La necessità di assumere questa ottica complessiva e di fare i conti con una crescente eterogeneità di questioni e soggetti interessati, del resto, non è altro che il sintomo di un mutamento radicale nella composizione di classe, determinato a sua volta dalle profonde trasformazioni dei meccanismi di estrazione di valore verificatesi negli ultimi decenni. Se in passato il primo passo da fare per disarticolare il comando e l’organizzazione capitalista del lavoro era individuare la figura specifica di volta in volta posta al centro dei processi di sfruttamento (operaio massa, operaio sociale, ecc.), tale gesto sembra oggi irripetibile poiché l’estrazione di valore si è estesa ben oltre i luoghi e i tempi di lavoro – di per sé già estremamente precarizzati e frammentati dopo decenni di attacco neoliberale –, proiettandosi altresì su ogni ambito della vita attraverso l’onnipresenza dei dispositivi digitali e delle relative piattaforme. Ogni tentativo di ricostruire un’organizzazione di classe all’altezza dei tempi deve dunque riuscire ad interpretare e riconnettere questa molteplicità frammentata di soggetti apparentemente diversi ma di fatto sottoposti ad un comune regime di lavoro povero, precarietà esistenziale e continua estrazione di valore.

Il tema dell’identità è a questo punto tornato al centro della discussione, per essere esaminato nella sua connessione con i rapporti di produzione da un lato e con il discorso reazionario sulle guerre culturali dall’altro. Non è infatti più possibile ignorare l’efficacia e la pervasività con cui l’estrema destra ha saputo riqualificare il discorso sulle identità, trasformando queste ultime in vere e proprie armi con cui definire e rafforzare i blocchi contrapposti nel regime di guerra globale: nel discorso reazionario, le identità di genere, razza e classe vengono ipostatizzate come dati immediatamente naturali, privi di qualsivoglia rapporto con la sfera dei rapporti di produzione. La guerra delle identità così concepite satura lo spazio di ogni possibile conflitto, cancellando la possibilità stessa di praticare quello sociale e venendo a rappresentare, evidentemente, un enorme ostacolo teorico e pratico per ogni tentativo di articolare una ricomposizione di classe nell’ottica precedentemente descritto.

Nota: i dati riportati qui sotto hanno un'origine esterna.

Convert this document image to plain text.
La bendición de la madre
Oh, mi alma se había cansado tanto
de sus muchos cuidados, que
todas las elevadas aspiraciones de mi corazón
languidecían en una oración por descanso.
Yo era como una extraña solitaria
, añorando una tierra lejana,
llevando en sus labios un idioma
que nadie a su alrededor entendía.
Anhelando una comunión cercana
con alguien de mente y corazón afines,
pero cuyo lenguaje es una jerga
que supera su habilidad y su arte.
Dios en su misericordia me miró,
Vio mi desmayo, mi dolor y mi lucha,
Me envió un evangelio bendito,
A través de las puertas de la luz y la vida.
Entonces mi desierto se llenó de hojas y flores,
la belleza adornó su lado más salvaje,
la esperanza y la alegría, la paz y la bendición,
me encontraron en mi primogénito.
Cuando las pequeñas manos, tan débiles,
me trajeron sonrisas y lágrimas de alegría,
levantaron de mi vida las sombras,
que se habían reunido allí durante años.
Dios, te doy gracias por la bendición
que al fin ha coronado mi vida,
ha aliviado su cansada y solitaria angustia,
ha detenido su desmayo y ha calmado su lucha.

Al tempo stesso, si è messo in luce un pericoloso equivoco in cui si potrebbe incorrere nel cercare di aggirare questo dispositivo retorico reazionario. Se è infatti imprescindibile, ai fini della ricostruzione di un’organizzazione materialista e di classe, tornare a gettare luce sui rapporti di produzione invisibilizzati, bisogna tuttavia guardarsi dal fare della classe un ulteriore feticcio identitario, da contrapporre gerarchicamente alle altre come identità più originaria e fondante. Questa tentazione “rossobruna” non coglie infatti il punto fondamentale di come la classe stessa sia internamente intersecata e attraversata dai processi di produzione delle identità, e rischia di tornare a concepirla come un insieme in sé omogeneo, finendo così per ricadere nel gioco di contrapposizioni identitarie su cui l’estrema destra costruisce la propria egemonia.

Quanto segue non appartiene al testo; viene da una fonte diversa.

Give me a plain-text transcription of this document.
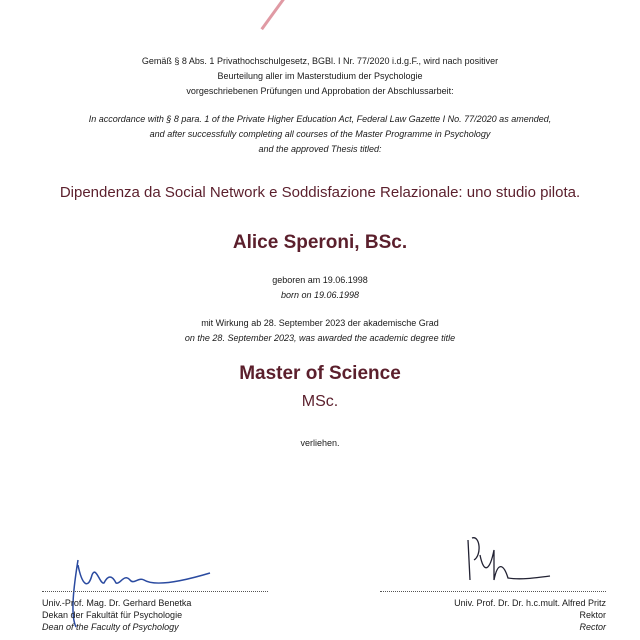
Gemäß § 8 Abs. 1 Privathochschulgesetz, BGBl. I Nr. 77/2020 i.d.g.F., wird nach positiver
Beurteilung aller im Masterstudium der Psychologie
vorgeschriebenen Prüfungen und Approbation der Abschlussarbeit:
In accordance with § 8 para. 1 of the Private Higher Education Act, Federal Law Gazette I No. 77/2020 as amended,
and after successfully completing all courses of the Master Programme in Psychology
and the approved Thesis titled:
Dipendenza da Social Network e Soddisfazione Relazionale: uno studio pilota.
Alice Speroni, BSc.
geboren am 19.06.1998
born on 19.06.1998
mit Wirkung ab 28. September 2023 der akademische Grad
on the 28. September 2023, was awarded the academic degree title
Master of Science
MSc.
verliehen.
Univ.-Prof. Mag. Dr. Gerhard Benetka
Dekan der Fakultät für Psychologie
Dean of the Faculty of Psychology
Univ. Prof. Dr. Dr. h.c.mult. Alfred Pritz
Rektor
Rector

La soluzione, allora, sta nell’adottare un’analisi intersezionale dei rapporti di produzione attuali che sappia mantenere bene in vista il loro nesso con la produzione delle identità. Che significa anche, si è detto, abolire ogni subordinazione gerarchica tra produzione e riproduzione sociale (o, si potrebbe forse dire, tra contraddizioni primarie e secondarie) ad ulteriore conferma dell’importanza cruciale che quest’ultima riveste nelle trasformazioni che caratterizzano la fase attuale.

Infine, si è ricordato come ogni teoria materialista dell’organizzazione abbia dovuto storicamente fare i conti con il mutevole ruolo di volta in volta assunto dallo Stato nelle varie congiunture. Non potendoci esimere dal fare altrettanto oggi, si è cercato di delineare i mutamenti complessivi che stanno ridefinendo fisionomia e prerogative dell’istituzione statale soprattutto in rapporto ai processi di accumulazione di capitale. Se infatti da una parte assistiamo all’avanzata di retoriche nazionaliste e securitarie che fanno leva sul potere repressivo e disciplinante dello Stato, dall’altro appare evidente come l’autorità di quest’ultimo risulti fortemente limitata per quanto riguarda il governo dei flussi di capitale e della complessiva riconfigurazione degli equilibri economici e finanziari globali. La vicenda dei dazi voluti da Trump è forse l’esempio più significativo di questa tendenza: persino il presidente di uno dei maggiori attori economici mondiali, oltre che il massimo rappresentante dell’autoritarismo di destra oggi alla ribalta, ha dovuto rivedere le proprie draconiane misure protezionistiche e scendere a patti con i limiti oggettivi ed invalicabili imposti dalle catene di approvigionamento del commercio globale e dai relativi flussi finanziari.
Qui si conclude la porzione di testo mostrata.